Il leghista Claudio Borghi, presidente della Commissione Bilancio della Cameraa sottolinea: "Il Senato non vota su Salvini in quanto persona ma per dire se l'azione sia stata compiuta per pubblico interesse. Dato che tutti i ministri - osserva - hanno già affermato che erano tutti d'accordo nel tenere quel corso di azioni mi pare evidente che si sta parlando di un'azione che era ritenuta di pubblico interesse". Per Borghi votare no "significa sconfessare il governo e affermare che il Governo (tutto) non agisce per pubblico interesse".

IL TIMORE DEL M5S - Per i pentastellati il timore è di pagare un conto salatissimo. Con il M5S che arranca sulla vicenda migranti e che potrebbe implodere sul caso Diciotti e la richiesta del tribunale dei ministri di Catania di processare il capo del Viminale per 'sequestro di persona aggravato' e per aver 'abusato dei suoi poteri privando della libertà personale 177 migranti' lasciati in balia del mare a fine agosto. Su questo Luigi Di Maio è stato chiaro: il M5S voterà sì alla richiesta di autorizzazione a procedere contro il ministro dell'Interno. Chiaro con l'elettorato ma anche con l'alleato di governo, al quale ha spiegato che votare contro ogni forma di immunità è una regola aurea dei 5 Stelle.

Ma col passare delle ore crescono dubbi e timori nelle file grilline. In particolare, se al principio Salvini ha detto chiaramente di volersi far processare, c'è chi nel Movimento teme 'piroette' dell'ultimo minuto, con il numero uno della Lega pronto a chiedere una mano all'alleato di governo. "A quel punto la spaccatura sarebbe cosa facile, facilissima", dice un big di governo M5S all'Adnkronos. Il timore è palpabile, tant'è che la nota dei capigruppo della Lega di Camera e Senato diramano per sottolineare come processare Salvini equivalga a processare tutto il governo rimbalza in tempo reale sui telefonini dei vertici del Movimento.

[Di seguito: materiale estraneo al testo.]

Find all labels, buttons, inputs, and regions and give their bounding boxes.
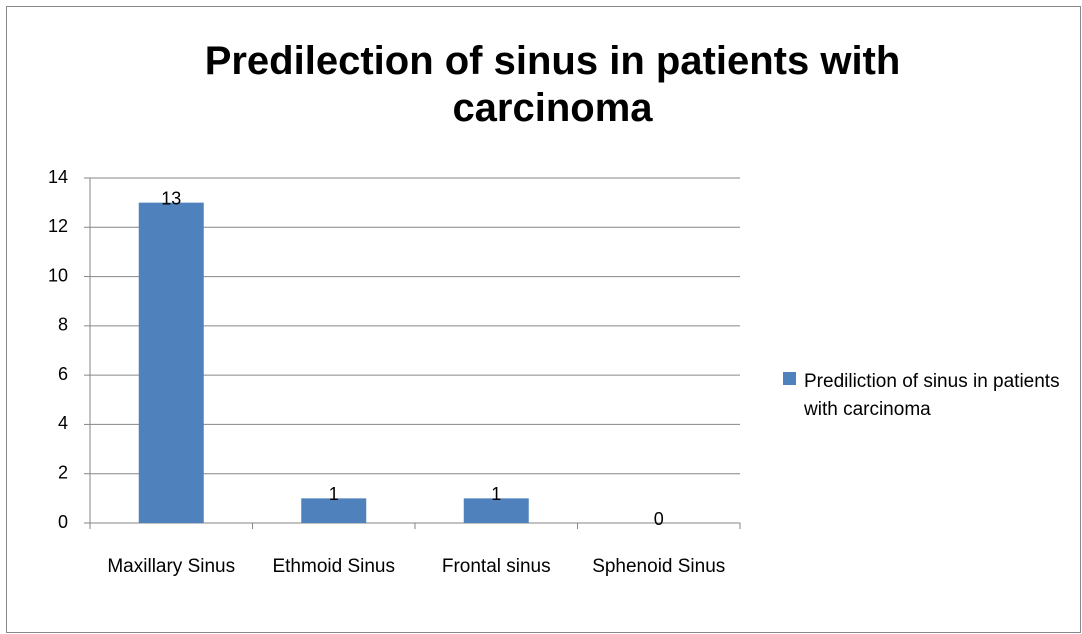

IN GIUNTA BLOCCHI DI PARTENZA IN FAVORE DEL SI' - Riguardo al processo a Salvini fra i senatori il refrain è quello di prammatica: voglio prima vedere le carte. Ma sulla richiesta del Tribunale dei ministri nei confronti del ministro dell'Interno i componenti della Giunta delle elezioni e delle immunità di palazzo Madama presieduta da Maurizio Gasparri (Fi) dovranno votare a scrutinio palese. E sarebbe un miracolo se si discostassero dalle indicazioni di gruppo. Ma il voto è ancora di là da venire. La Giunta si riunirà per la prima volta per affrontare la richiesta mercoledì prossimo alle 11. Fra i 23 membri della commissione, compreso il presidente, Salvini può certamente contare, a suo favore, sul fatto che i voti di Fi e Fdi si aggiungeranno a quelli della Lega, per un totale, però, di soli 9 voti. Il Pd oggi ha definito "seria" la richiesta e non ha preso formalmente una decisione, ma a palazzo Madama si dà per scontato che sarà a favore dell'autorizzazione a procedere.I 4 voti insomma con tutta probabilità si sommeranno ai 7 favorevoli M5S (come annunciato da Di Maio e anche Di Battista), per un totale di 11.

L'ex presidente del Senato Pietro Grasso non si è ancora pronunciato, anche se la settimana scorsa ha eloquentemente postato una prima pagina di 'Libero' dell'agosto 2018 in cui Salvini si diceva pronto a rinunciare all'immunità e ad affrontare i processi. Restano in sospeso, ma non necessariamente in bilico, l'ex M5S Gregorio De Falco Meinhard Durnwalder (Svp-Autonomie, che si è astenuto sulla fiducia ma ha votato contro la manovra) che vogliono rendersi conto della situazione una volta esaminati i documenti e tutte le carte del caso. In sintesi, la fotografia del momento registrerebbe Salvini a processo per 12 voti contro 9, con due senatori incerti.